Thursday, June 16, 2011

Underground Activity

So here I am in London in summer. Which means it’s awful.

It always amuses me that the English have the nerve to call this kind of weather summer. Outside, the sky is grey and dank, and it’s raining cats and dogs. I have to head out to lunch in a bit and all I can think about is which raincoat and rubber boots I should wear. Meanwhile, inside, I’m wearing a fleece jumper and trying to decide if I should turn on the heater.

Last year, when I was here for summer, we had a few days when the temperature reached 25 degrees Celsius and the English all insisted on calling it a heat-wave. And as if to prove their point, a few little old ladies dropped dead from heat stroke. As Saffy pointed out on Skype at the time, it’s a miracle the British ever stayed in Singapore long enough to claim the place as a colony.

But what fills me with greater dread is the thought of having to take the Underground Tube to lunch. I’m always surprised the Koreans and Japanese don’t set more of their horror movies down in those musty, icky, drab, filthy rabbit-warren tunnels.

Amanda once made the mistake of venturing down there to take a train to Knightsbridge to shop. When she emerged, she rushed straight to Harrods, bought a completely new outfit and gave the sales assistant firm instructions to either burn her old Pradas or donate them to charity.

“Oh my God, it was so incredibly revolting!” she later reported once she was safely back in Singapore. “The air was putrid. You can literally see a grey pall of…of…crap floating in the air! Oh God, I hope I don’t get a respiratory disease!”

The other thing about the Tube is that you always need to be prepared to just sit there for ages, stuck in some dark tunnel in a stationary train. Invariably, there’s a signal failure somewhere ahead of you, or there’ll be severe delays (they actually say ‘severe delays’ on the PA) caused by someone falling onto the tracks. “That’s just bloody rude!” Saffy fumed when she was an hour late for ‘Lion King’. “Couldn’t they have just fallen off a bridge or something?”

That’s all assuming the train drivers don’t go on strike, in which case you might as well cancel all your appointments for the day as it’s almost impossible to leave the house because (a) it’ll take hours to get to where you need to go by bus; and (b) you can’t afford to take a taxi since it’ll cost you £5 just go down to the street corner.
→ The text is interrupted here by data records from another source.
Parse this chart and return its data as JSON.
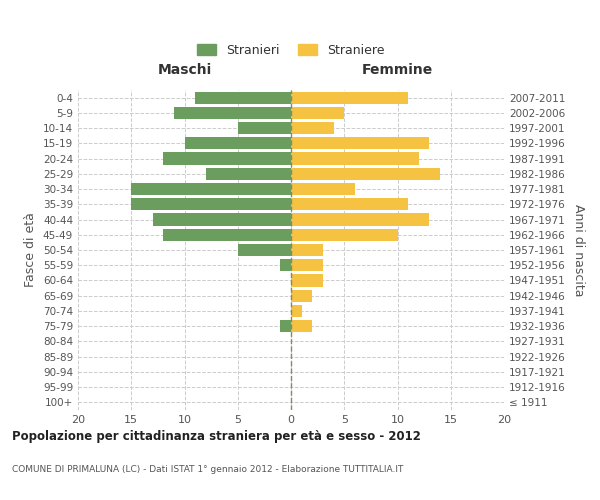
{
  "age_groups": [
    "100+",
    "95-99",
    "90-94",
    "85-89",
    "80-84",
    "75-79",
    "70-74",
    "65-69",
    "60-64",
    "55-59",
    "50-54",
    "45-49",
    "40-44",
    "35-39",
    "30-34",
    "25-29",
    "20-24",
    "15-19",
    "10-14",
    "5-9",
    "0-4"
  ],
  "birth_years": [
    "≤ 1911",
    "1912-1916",
    "1917-1921",
    "1922-1926",
    "1927-1931",
    "1932-1936",
    "1937-1941",
    "1942-1946",
    "1947-1951",
    "1952-1956",
    "1957-1961",
    "1962-1966",
    "1967-1971",
    "1972-1976",
    "1977-1981",
    "1982-1986",
    "1987-1991",
    "1992-1996",
    "1997-2001",
    "2002-2006",
    "2007-2011"
  ],
  "males": [
    0,
    0,
    0,
    0,
    0,
    1,
    0,
    0,
    0,
    1,
    5,
    12,
    13,
    15,
    15,
    8,
    12,
    10,
    5,
    11,
    9
  ],
  "females": [
    0,
    0,
    0,
    0,
    0,
    2,
    1,
    2,
    3,
    3,
    3,
    10,
    13,
    11,
    6,
    14,
    12,
    13,
    4,
    5,
    11
  ],
  "male_color": "#6b9e5e",
  "female_color": "#f5c242",
  "background_color": "#ffffff",
  "grid_color": "#cccccc",
  "title": "Popolazione per cittadinanza straniera per età e sesso - 2012",
  "subtitle": "COMUNE DI PRIMALUNA (LC) - Dati ISTAT 1° gennaio 2012 - Elaborazione TUTTITALIA.IT",
  "ylabel_left": "Fasce di età",
  "ylabel_right": "Anni di nascita",
  "xlabel_left": "Maschi",
  "xlabel_right": "Femmine",
  "legend_male": "Stranieri",
  "legend_female": "Straniere",
  "xlim": 20,
  "bar_height": 0.8
}
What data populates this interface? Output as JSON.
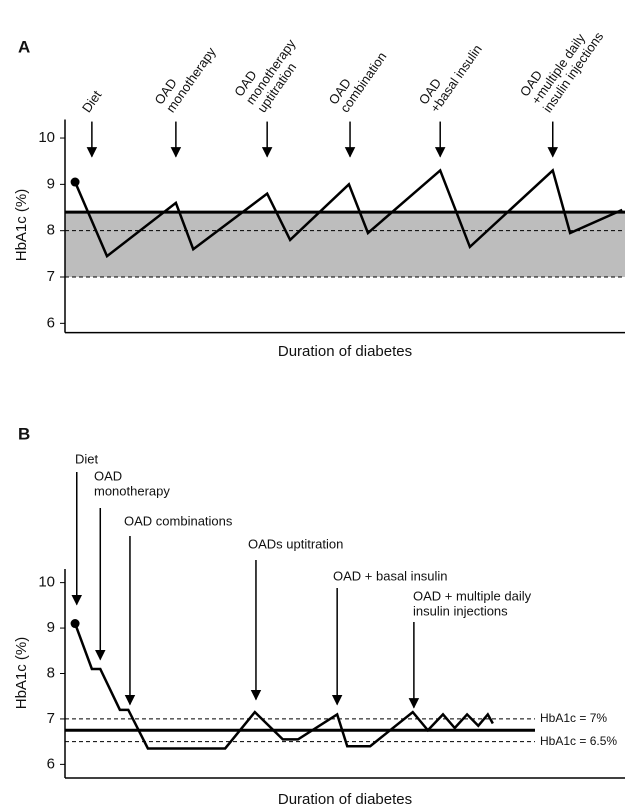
{
  "chart_data": [
    {
      "type": "line",
      "panel": "A",
      "y_label": "HbA1c (%)",
      "x_label": "Duration of diabetes",
      "xlim": [
        0,
        100
      ],
      "ylim": [
        5.8,
        10.4
      ],
      "yticks": [
        6,
        7,
        8,
        9,
        10
      ],
      "color": "#000000",
      "band_color": "#bdbdbd",
      "x": [
        1.8,
        7.5,
        19.8,
        22.9,
        36.1,
        40.2,
        50.7,
        54.1,
        67,
        72.3,
        87.1,
        90.2,
        99.5
      ],
      "values": [
        9.05,
        7.45,
        8.6,
        7.6,
        8.8,
        7.8,
        9.0,
        7.95,
        9.3,
        7.65,
        9.3,
        7.95,
        8.45
      ],
      "band": [
        7,
        8.4
      ],
      "hlines": [
        {
          "value": 8.4,
          "style": "solid"
        },
        {
          "value": 8,
          "style": "dashed"
        },
        {
          "value": 7,
          "style": "dashed"
        }
      ],
      "annotations": [
        {
          "lines": [
            "Diet"
          ],
          "x": 4.8,
          "y": 9.6
        },
        {
          "lines": [
            "OAD",
            "monotherapy"
          ],
          "x": 19.8,
          "y": 9.6
        },
        {
          "lines": [
            "OAD",
            "monotherapy",
            "uptitration"
          ],
          "x": 36.1,
          "y": 9.6
        },
        {
          "lines": [
            "OAD",
            "combination"
          ],
          "x": 50.9,
          "y": 9.6
        },
        {
          "lines": [
            "OAD",
            "+basal insulin"
          ],
          "x": 67,
          "y": 9.6
        },
        {
          "lines": [
            "OAD",
            "+multiple daily",
            "insulin injections"
          ],
          "x": 87.1,
          "y": 9.6
        }
      ]
    },
    {
      "type": "line",
      "panel": "B",
      "y_label": "HbA1c (%)",
      "x_label": "Duration of diabetes",
      "xlim": [
        0,
        100
      ],
      "ylim": [
        5.7,
        10.3
      ],
      "yticks": [
        6,
        7,
        8,
        9,
        10
      ],
      "color": "#000000",
      "x": [
        1.8,
        4.8,
        6.3,
        9.8,
        11.3,
        14.8,
        28.6,
        33.9,
        38.9,
        41.6,
        48.6,
        50.4,
        54.5,
        62.1,
        64.8,
        67.5,
        69.6,
        71.8,
        73.8,
        75.5,
        76.4
      ],
      "values": [
        9.1,
        8.1,
        8.1,
        7.2,
        7.2,
        6.35,
        6.35,
        7.15,
        6.55,
        6.55,
        7.1,
        6.4,
        6.4,
        7.15,
        6.75,
        7.1,
        6.8,
        7.1,
        6.85,
        7.1,
        6.9
      ],
      "hlines": [
        {
          "value": 7,
          "style": "dashed",
          "label": "HbA1c = 7%"
        },
        {
          "value": 6.75,
          "style": "solid"
        },
        {
          "value": 6.5,
          "style": "dashed",
          "label": "HbA1c = 6.5%"
        }
      ],
      "annotations": [
        {
          "lines": [
            "Diet"
          ],
          "x": 2.1,
          "y": 9.52
        },
        {
          "lines": [
            "OAD",
            "monotherapy"
          ],
          "x": 6.3,
          "y": 8.31
        },
        {
          "lines": [
            "OAD combinations"
          ],
          "x": 11.6,
          "y": 7.32
        },
        {
          "lines": [
            "OADs uptitration"
          ],
          "x": 34.1,
          "y": 7.43
        },
        {
          "lines": [
            "OAD + basal insulin"
          ],
          "x": 48.6,
          "y": 7.32
        },
        {
          "lines": [
            "OAD + multiple daily",
            "insulin injections"
          ],
          "x": 62.3,
          "y": 7.25
        }
      ]
    }
  ]
}
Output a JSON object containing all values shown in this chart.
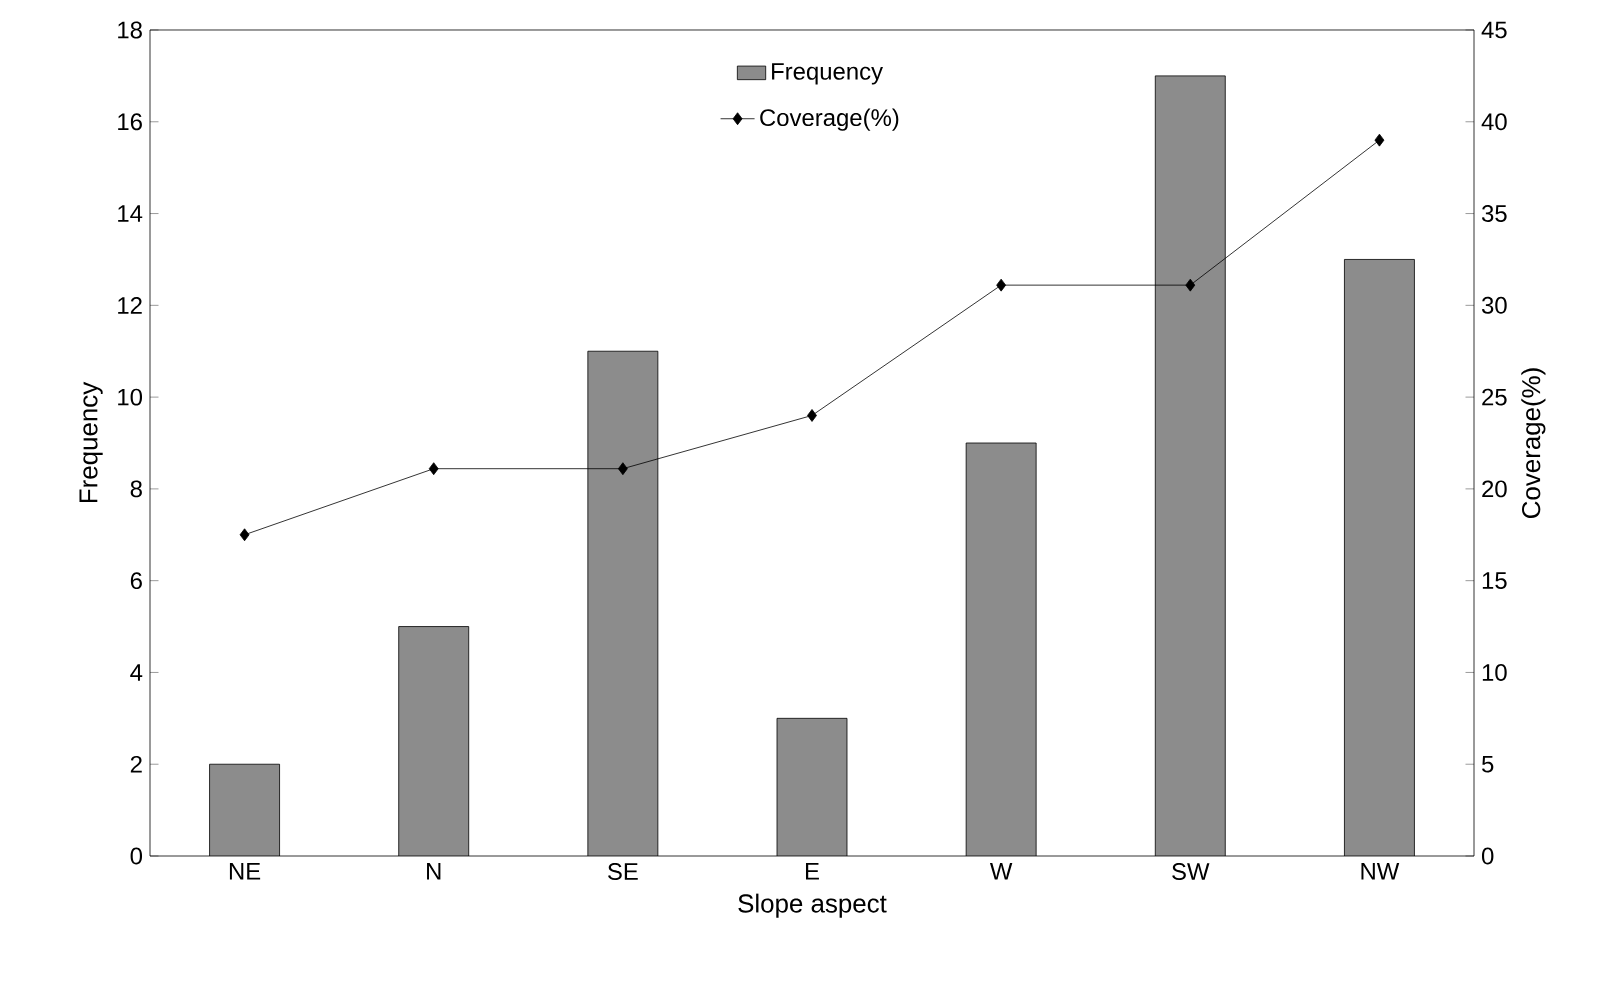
{
  "chart_data": {
    "type": "bar",
    "xlabel": "Slope aspect",
    "ylabel": "Frequency",
    "y2label": "Coverage(%)",
    "categories": [
      "NE",
      "N",
      "SE",
      "E",
      "W",
      "SW",
      "NW"
    ],
    "series": [
      {
        "name": "Frequency",
        "color": "#8c8c8c",
        "values": [
          2,
          5,
          11,
          3,
          9,
          17,
          13
        ]
      },
      {
        "name": "Coverage(%)",
        "type": "line",
        "axis": "y2",
        "color": "#000000",
        "marker": "diamond",
        "values": [
          17.5,
          21.1,
          21.1,
          24,
          31.1,
          31.1,
          39
        ]
      }
    ],
    "ylim": [
      0,
      18
    ],
    "yticks": [
      0,
      2,
      4,
      6,
      8,
      10,
      12,
      14,
      16,
      18
    ],
    "y2lim": [
      0,
      45
    ],
    "y2ticks": [
      0,
      5,
      10,
      15,
      20,
      25,
      30,
      35,
      40,
      45
    ],
    "legend": "top",
    "grid": false
  }
}
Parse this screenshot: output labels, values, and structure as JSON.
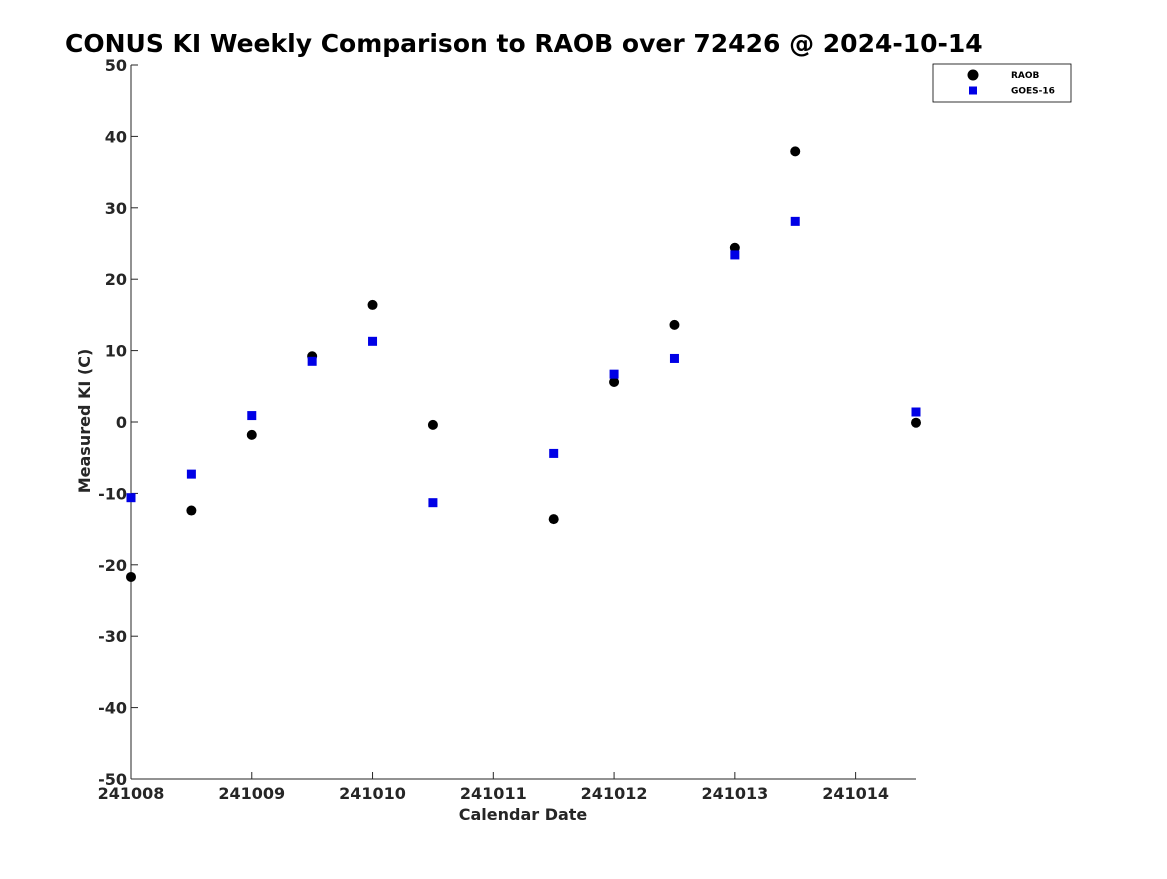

Meanwhile, on weekends, three quarters of the train lines are shut down for maintenance work.

And don’t get me started on how uncomfortable the actual trip is when the trains are actually running. The stations and trains aren’t climate controlled, which means it’s hot, claustrophobic and stuffy in summer, and freezing, claustrophobic and stuffy in winter. And during peak hours, you’re jammed in tighter than a Sammi Cheng concert.

“How is this a First World country?” I remember Saffy complaining on the trip back to our hotel after ‘Lion King’.

All of which makes me think with amusement about the hullaballoo during the General Elections when all anyone could talk about was how awful the MRT is. My Facebook friends spent days complaining about the pitiful state of the trains. Another moaned that she could never get a seat while her friend replied on his Blackberry that he’d been standing for the past ten minutes in the southbound train to Raffles Place.

To which Amanda posted a reply saying that at least you had network coverage in the MRT. “There’s no signal in the Tube!” she wrote.

Paul replied, “What Tube? Where r u?”

My point is that sometimes, you just don’t know how good you have it till you go somewhere else and see how other people live. Sure, the MRT trains are crowded. But at least they’re clean, modern and efficient, and, more importantly, they work. Imagine if the entire MRT network was shut down every weekend for maintenance and repair work. Or if there was no air-con on any of the trains. Or phone coverage. Or the air quality in the trains and stations is so bad that when you wipe your face, the tissue actually comes away a murky grey.

So, here I am, staring out the window at the dreary rain and wondering if I should just cancel lunch and make a phone call to my travel agent to catch an earlier plane home to Singapore. And can we also talk about Heathrow?